It is not needed if you have an additional video card installed.

If you wish to have this driver you can find it here:
http://www.sis.com/download/

Select: XP
Select: IGP Graphics Driver
Select: SIS650 & SIS740 series
File Name: uvga3_373.zip

Let us know how you make out.

Bill


----------



## AlandisN (Jan 18, 2010)

Doing this from my cell phone:

Nothing was in advanced bios cept booting stuff. However the following came up in "Integrated Peripherals" All the -'s had changeable options such as disabled or auto/both.

SiS OnChip IDE device
-Internal PCI/IDE 
-IDE Primary Master PIO
-IDE Primary Slave PIO
-IDE Secondary Master PIO
-IDE Secondary Slave PIO
-Primary Master Ultra DMA
-pri slave, sec master, sec slave Ultra DMA.
-IDE DMA transfer access

SiS OnChip PCI Device
-OnBoard USB Controller
-USB Keyboard Support
-OnBoard sound function
-OnBoard LAN Function
-OnBoard 1394 function

Onboard SuperIO Device
-Onboard FDC Controller
-Onboard Serial Prot 1
-Onboard Parallel Port
-Parallel Port Mode
-ePP Mode select
-ECP Mode Use DMA
-Game Port Address
-Midi Port Address
-Midi Port IRQ

Init Display First: (set to PCI slot)

What do I change?


----------



## BCCOMP (Jul 9, 2007)

Init Display First: (set to PCI slot)
What other options are listed for this?
Bill


----------



## AlandisN (Jan 18, 2010)

The other option was AGP.


----------



## BCCOMP (Jul 9, 2007)

I am not totally sure of what motherboard you have.
Some motherboards will have the option to disable ON-Board video.
It appears yours does not.
Set it to AGP
Your Nvidia card is a AGP card so it should be the Init (Initial) Display device.
Save and Exit the BIOS
Install the Nvidia Driver

Enter the Device Manager
Under Display Adapters you should "see" your Nvidia GeForce FX 5200 

If you still have the other "VGA Controller" error (you may) in the Device Manager install this driver:
http://www.sis.com/download/

Accept Agreement if prompted

Select: XP
Select: IGP Graphics Driver
Select: SIS650 & SIS740 series
File Name: uvga3_373.zip

Check the Device Manager again to make sure you have no errors
Post any if you do

Let us know how you make out.

Bill


----------



## AlandisN (Jan 18, 2010)

The Nvidia card is a PCI. When I first boot, I get a little screen that shows the stats of the board, right before the boot screen.
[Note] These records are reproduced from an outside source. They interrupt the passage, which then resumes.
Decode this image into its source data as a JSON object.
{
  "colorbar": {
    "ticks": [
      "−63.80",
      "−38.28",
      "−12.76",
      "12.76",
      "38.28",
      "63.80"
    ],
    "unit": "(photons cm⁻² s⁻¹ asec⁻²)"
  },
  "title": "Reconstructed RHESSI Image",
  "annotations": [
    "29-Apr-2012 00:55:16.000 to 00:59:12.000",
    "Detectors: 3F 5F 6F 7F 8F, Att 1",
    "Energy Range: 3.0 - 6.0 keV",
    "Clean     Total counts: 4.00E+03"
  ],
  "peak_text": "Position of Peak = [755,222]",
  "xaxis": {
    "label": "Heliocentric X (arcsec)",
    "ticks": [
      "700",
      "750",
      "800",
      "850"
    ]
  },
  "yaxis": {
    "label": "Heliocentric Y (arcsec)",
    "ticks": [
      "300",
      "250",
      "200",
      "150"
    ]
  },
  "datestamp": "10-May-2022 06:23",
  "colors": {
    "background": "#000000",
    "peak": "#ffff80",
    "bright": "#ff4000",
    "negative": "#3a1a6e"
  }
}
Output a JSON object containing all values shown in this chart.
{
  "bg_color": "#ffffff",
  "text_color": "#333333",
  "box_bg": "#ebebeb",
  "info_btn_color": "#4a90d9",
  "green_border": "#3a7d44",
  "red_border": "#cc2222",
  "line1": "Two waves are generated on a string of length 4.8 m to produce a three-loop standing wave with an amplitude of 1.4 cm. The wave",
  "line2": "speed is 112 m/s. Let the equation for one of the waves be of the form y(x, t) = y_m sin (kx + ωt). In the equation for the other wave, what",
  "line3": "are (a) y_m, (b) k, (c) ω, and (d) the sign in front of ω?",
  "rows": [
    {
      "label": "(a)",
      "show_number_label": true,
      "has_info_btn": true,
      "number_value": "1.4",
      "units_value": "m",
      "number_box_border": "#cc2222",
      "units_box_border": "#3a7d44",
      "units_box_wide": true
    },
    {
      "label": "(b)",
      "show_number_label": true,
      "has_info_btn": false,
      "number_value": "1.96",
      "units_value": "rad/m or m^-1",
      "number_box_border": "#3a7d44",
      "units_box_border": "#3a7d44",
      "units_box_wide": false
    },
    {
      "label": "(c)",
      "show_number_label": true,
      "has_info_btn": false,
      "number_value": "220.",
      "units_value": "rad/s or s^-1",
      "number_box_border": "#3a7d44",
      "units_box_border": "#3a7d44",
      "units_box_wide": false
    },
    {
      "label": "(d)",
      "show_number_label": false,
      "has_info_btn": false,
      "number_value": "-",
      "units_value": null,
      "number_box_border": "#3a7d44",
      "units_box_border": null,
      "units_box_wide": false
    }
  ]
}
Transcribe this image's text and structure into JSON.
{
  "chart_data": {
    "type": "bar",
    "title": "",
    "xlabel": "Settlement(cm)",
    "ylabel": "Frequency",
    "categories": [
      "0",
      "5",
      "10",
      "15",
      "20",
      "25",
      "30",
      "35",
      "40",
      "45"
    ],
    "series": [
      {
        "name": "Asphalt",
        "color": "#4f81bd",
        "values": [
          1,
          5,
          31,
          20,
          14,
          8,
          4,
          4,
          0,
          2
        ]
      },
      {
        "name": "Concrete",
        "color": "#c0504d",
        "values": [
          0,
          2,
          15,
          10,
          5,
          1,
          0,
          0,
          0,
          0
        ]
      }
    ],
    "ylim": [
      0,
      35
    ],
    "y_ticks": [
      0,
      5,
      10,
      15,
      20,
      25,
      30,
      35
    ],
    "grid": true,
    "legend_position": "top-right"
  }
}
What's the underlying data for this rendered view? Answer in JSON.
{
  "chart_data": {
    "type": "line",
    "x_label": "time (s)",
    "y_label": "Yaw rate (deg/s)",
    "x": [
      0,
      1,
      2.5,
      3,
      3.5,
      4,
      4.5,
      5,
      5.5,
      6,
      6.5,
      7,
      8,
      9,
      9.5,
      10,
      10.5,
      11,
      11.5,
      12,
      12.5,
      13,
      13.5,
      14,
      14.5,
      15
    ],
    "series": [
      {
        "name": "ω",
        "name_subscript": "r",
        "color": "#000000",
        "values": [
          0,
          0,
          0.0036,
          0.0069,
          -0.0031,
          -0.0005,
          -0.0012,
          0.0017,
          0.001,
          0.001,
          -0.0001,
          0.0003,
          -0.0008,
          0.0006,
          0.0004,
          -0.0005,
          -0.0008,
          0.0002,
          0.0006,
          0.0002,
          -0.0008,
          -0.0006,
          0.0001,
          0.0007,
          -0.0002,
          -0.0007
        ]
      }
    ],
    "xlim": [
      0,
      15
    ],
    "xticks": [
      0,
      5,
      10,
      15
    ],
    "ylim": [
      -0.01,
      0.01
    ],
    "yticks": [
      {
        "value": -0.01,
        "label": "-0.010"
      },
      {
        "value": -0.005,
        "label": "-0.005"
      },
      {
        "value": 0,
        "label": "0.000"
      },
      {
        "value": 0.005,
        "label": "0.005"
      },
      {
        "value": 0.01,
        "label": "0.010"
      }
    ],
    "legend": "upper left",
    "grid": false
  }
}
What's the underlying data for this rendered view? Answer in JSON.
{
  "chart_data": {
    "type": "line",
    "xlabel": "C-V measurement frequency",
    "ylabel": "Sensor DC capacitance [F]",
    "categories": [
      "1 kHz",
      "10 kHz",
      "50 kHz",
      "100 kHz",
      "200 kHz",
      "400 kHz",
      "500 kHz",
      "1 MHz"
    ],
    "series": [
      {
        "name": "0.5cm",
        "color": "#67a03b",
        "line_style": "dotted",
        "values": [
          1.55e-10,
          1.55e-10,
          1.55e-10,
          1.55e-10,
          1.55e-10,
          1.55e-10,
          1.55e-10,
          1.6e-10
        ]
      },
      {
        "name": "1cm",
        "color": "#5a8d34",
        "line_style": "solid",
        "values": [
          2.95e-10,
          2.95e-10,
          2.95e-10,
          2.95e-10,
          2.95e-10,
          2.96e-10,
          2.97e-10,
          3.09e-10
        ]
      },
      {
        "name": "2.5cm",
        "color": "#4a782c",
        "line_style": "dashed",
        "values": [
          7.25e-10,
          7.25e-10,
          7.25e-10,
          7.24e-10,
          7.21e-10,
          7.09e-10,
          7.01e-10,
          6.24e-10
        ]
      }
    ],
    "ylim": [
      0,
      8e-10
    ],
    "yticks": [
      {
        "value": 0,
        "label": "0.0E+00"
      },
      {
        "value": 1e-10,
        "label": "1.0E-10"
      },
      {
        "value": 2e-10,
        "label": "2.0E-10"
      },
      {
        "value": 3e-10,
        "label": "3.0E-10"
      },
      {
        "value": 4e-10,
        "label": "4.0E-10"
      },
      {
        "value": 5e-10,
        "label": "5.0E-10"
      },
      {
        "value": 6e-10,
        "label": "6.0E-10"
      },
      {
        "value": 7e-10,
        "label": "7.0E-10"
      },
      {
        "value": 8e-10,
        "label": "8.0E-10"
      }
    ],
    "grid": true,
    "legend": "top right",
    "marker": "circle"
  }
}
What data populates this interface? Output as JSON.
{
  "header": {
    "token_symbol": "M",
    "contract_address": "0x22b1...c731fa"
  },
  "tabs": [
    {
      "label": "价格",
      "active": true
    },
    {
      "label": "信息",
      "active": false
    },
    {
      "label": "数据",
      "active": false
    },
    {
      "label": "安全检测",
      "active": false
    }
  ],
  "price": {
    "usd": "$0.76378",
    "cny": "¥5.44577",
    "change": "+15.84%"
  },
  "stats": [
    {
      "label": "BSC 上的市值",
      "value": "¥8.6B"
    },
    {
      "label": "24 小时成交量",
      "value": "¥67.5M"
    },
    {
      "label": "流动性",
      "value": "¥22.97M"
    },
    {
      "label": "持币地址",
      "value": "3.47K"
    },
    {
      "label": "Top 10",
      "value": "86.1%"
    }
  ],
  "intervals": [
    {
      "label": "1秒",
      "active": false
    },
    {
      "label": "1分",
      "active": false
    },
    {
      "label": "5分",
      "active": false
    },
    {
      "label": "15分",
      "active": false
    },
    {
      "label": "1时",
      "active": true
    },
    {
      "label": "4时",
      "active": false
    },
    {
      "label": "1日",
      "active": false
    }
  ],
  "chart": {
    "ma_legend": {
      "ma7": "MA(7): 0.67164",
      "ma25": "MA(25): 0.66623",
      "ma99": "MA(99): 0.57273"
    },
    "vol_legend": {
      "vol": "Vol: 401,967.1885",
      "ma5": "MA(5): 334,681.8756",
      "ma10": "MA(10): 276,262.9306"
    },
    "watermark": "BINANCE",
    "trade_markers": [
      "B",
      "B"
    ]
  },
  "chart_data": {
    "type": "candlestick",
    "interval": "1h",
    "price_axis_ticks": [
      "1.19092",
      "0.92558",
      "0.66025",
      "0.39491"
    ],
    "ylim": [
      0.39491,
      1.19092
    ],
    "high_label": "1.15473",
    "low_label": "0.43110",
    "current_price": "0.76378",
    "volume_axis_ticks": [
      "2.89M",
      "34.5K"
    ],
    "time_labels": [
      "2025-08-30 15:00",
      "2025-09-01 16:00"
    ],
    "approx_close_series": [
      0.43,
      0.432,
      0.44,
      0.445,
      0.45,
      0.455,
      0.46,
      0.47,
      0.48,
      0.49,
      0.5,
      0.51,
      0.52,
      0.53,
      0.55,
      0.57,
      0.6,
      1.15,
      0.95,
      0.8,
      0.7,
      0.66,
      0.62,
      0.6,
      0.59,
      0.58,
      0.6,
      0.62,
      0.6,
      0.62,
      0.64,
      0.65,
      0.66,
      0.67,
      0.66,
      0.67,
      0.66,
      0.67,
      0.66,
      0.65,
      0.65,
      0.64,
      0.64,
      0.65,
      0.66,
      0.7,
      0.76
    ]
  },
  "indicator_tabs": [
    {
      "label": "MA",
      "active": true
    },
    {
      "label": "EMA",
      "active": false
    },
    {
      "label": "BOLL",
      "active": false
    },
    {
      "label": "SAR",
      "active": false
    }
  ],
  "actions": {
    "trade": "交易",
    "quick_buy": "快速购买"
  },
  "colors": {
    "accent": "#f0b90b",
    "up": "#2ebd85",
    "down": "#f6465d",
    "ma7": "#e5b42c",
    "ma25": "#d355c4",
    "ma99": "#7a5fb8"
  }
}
It's listed as a 256mb pci board. 

Supporting this, when set to AGP, the computer became inoperable due to lack of monitor display. I had to switch the monitor cable to the onboard slot to go back and fix. I'm currently set to PCI and am booting with the monitor connected to the gfx board again.

I'm going to attempt to install the drivers and disable the extra video controller via device manager. I don't believe getting sis drivers is necessary if I'm not booting from the onboard sis 651, but I'll do it if this doesn't solve the problem.


----------



## AlandisN (Jan 18, 2010)

After installing the drivers, I see the Nvidia card under my Display in Device Manager. I disabled the video controller that was yellow exclamation'd. I think this is as good as it's going to get; the video games are running normally so far.


----------